Así lo expresa Gustavo Viteri, montañista que hasta para el paseo más corto lleva dos celulares, una chompa térmica adicional y hasta un moderno equipo de GPS para ubicarlo en caso de perderse.

El andinista de 33 años insiste que un buen montañista nunca sale sin su mochila, en la cual deberá cargar agua, comida, guantes, gorra, gafas…

Toda precaución es válida al acudir a los páramos, con su clima cambiante, y sus planicies donde es fácil perderse.  En este sentido, una de las recomendaciones básicas es ubicar sitios de referencia en caso de emprender el camino de regreso. Estos pueden ser una gran roca, estacas, cabañas...

Otra sugerencia es acudir con alguien que conozca la zona. Si es un guía certificado, mucho mejor. Precisamente Viteri es parte de Paypahuasi Adventures, una empresa que se especializa en llevar a aficionados a las cumbres andinas.

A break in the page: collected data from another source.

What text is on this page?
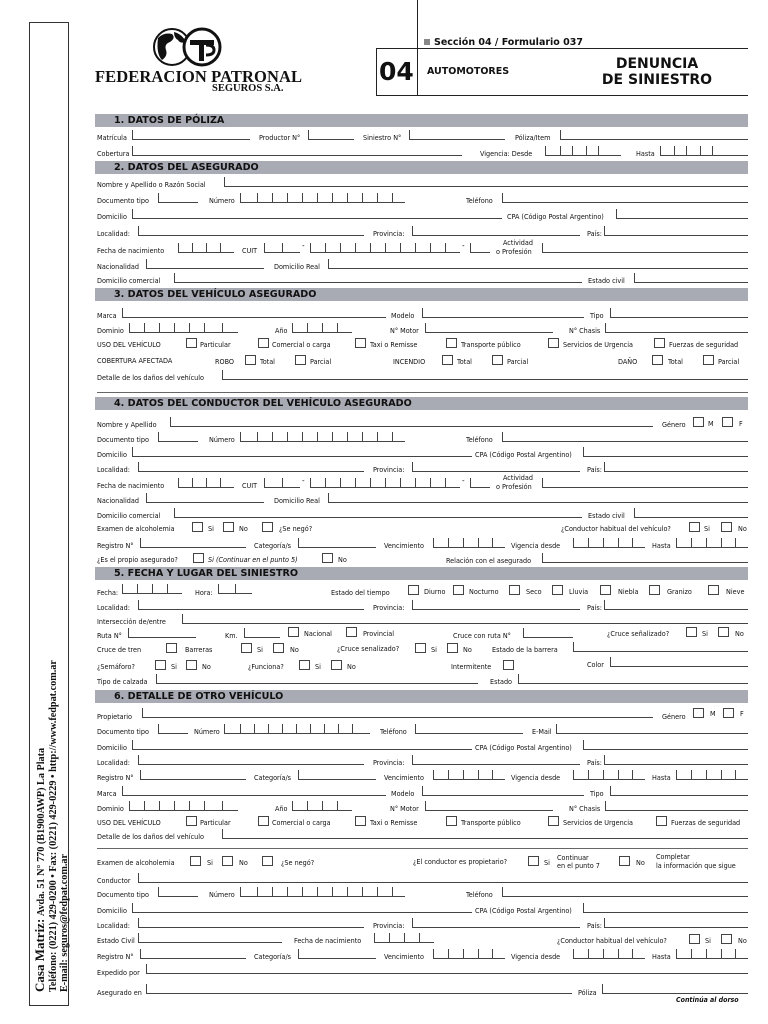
Casa Matriz: Avda. 51 N° 770 (B1900AWP) La Plata Teléfono: (0221) 429-0200 • Fax: (0221) 429-0229 • http://www.fedpat.com.ar E-mail: seguros@fedpat.com.ar
FEDERACION PATRONAL
SEGUROS S.A.
Sección 04 / Formulario 037
04 AUTOMOTORES	DENUNCIA
DE SINIESTRO
1. DATOS DE PÓLIZA
2. DATOS DEL ASEGURADO
3. DATOS DEL VEHÍCULO ASEGURADO
4. DATOS DEL CONDUCTOR DEL VEHÍCULO ASEGURADO
5. FECHA Y LUGAR DEL SINIESTRO
6. DETALLE DE OTRO VEHÍCULO
Matrícula	Productor N°	Siniestro N°	Póliza/Item
Cobertura	Vigencia: Desde	Hasta
Nombre y Apellido o Razón Social
Documento tipo	Número	Teléfono
Domicilio	CPA (Código Postal Argentino)
Localidad:	Provincia:	País:
Fecha de nacimiento	CUIT
-	-	Actividad
o Profesión
Nacionalidad	Domicilio Real
Domicilio comercial	Estado civil
Marca	Modelo	Tipo
Dominio	Año	N° Motor	N° Chasis
USO DEL VEHÍCULO	Particular	Comercial o carga	Taxi o Remisse	Transporte público	Servicios de Urgencia	Fuerzas de seguridad
COBERTURA AFECTADA	ROBO	Total	Parcial	INCENDIO	Total	Parcial	DAÑO	Total	Parcial
Detalle de los daños del vehículo
Nombre y Apellido	Género	M	F
Documento tipo	Número	Teléfono
Domicilio	CPA (Código Postal Argentino)
Localidad:	Provincia:	País:
Fecha de nacimiento	CUIT
-	-	Actividad
o Profesión
Nacionalidad	Domicilio Real
Domicilio comercial	Estado civil
Examen de alcoholemia	Si	No	¿Se negó?	¿Conductor habitual del vehículo?	Si	No
Registro N°	Categoría/s	Vencimiento	Vigencia desde	Hasta
¿Es el propio asegurado?	Si (Continuar en el punto 5)	No	Relación con el asegurado
Fecha:	Hora:	Estado del tiempo	Diurno	Nocturno	Seco	Lluvia	Niebla	Granizo	Nieve
Localidad:	Provincia:	País:
Intersección de/entre
Ruta N°	Km.	Nacional	Provincial	Cruce con ruta N°	¿Cruce señalizado?	Si	No
Cruce de tren	Barreras	Si	No	¿Cruce senalizado?	Si	No	Estado de la barrera
¿Semáforo?	Si	No	¿Funciona?	Si	No	Intermitente	Color
Tipo de calzada	Estado
Propietario	Género	M	F
Documento tipo	Número	Teléfono	E-Mail
Domicilio	CPA (Código Postal Argentino)
Localidad:	Provincia:	País:
Registro N°	Categoría/s	Vencimiento	Vigencia desde	Hasta
Marca	Modelo	Tipo
Dominio	Año	N° Motor	N° Chasis
USO DEL VEHÍCULO	Particular	Comercial o carga	Taxi o Remisse	Transporte público	Servicios de Urgencia	Fuerzas de seguridad
Detalle de los daños del vehículo
Examen de alcoholemia	Si	No	¿Se negó?	¿El conductor es propietario?	Si
Continuar
en el punto 7	No
Completar
la información que sigue
Conductor
Documento tipo	Número	Teléfono
Domicilio	CPA (Código Postal Argentino)
Localidad:	Provincia:	País:
Estado Civil	Fecha de nacimiento	¿Conductor habitual del vehículo?	Si	No
Registro N°	Categoría/s	Vencimiento	Vigencia desde	Hasta
Expedido por
Asegurado en	Póliza
Continúa al dorso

Ellos empiezan hoy (10 de enero) un programa de montañismo para principiantes que finalizará en mayo, después de 13 salidas a páramos y montañas, con el intento de cumbre del Cotopaxi. Esta misma agrupación empezará otro módulo similar a mediados de año.

Una de las nuevas rutas que se incluirá en ese programa está en la Reserva Cayambe-Coca, a una hora de Quito, en Papallacta. Allí, el sendero del Agua y la Vida ofrece aventura a cada paso con lagunas, aves, plantas...

Acudir a ese lugar es sencillo. Al llegar al sector de la Virgen se toma un desvío de segundo orden que llega a las Antenas, a 4 400 metros de altura. Desde allí se empieza la caminata que dura cuatro horas. Así lo explican los guías de la Reserva Ecológica que controlan el ingreso de los visitantes.

Los guardaparques se aseguran que los turistas acudan bien equipados y que vayan acompañados con alguien que conozca la zona. El sendero llega hasta cerca del sector de las piscinas termales, por lo que un relajante chapuzón es otro aliciente para emprender la larga caminata.

Por el trayecto también se pasa por lagunas como la de Anteojos, Parcacocha, Negra y otras. Normalmente se observan aves, como curiquingues, y con suerte a los majestuosos cóndores. Se cuenta que antes, por este camino, se avistaba a los osos de anteojos.  Ahora, quienes frecuentan la zona dicen que es muy extraño toparse con los osos andinos.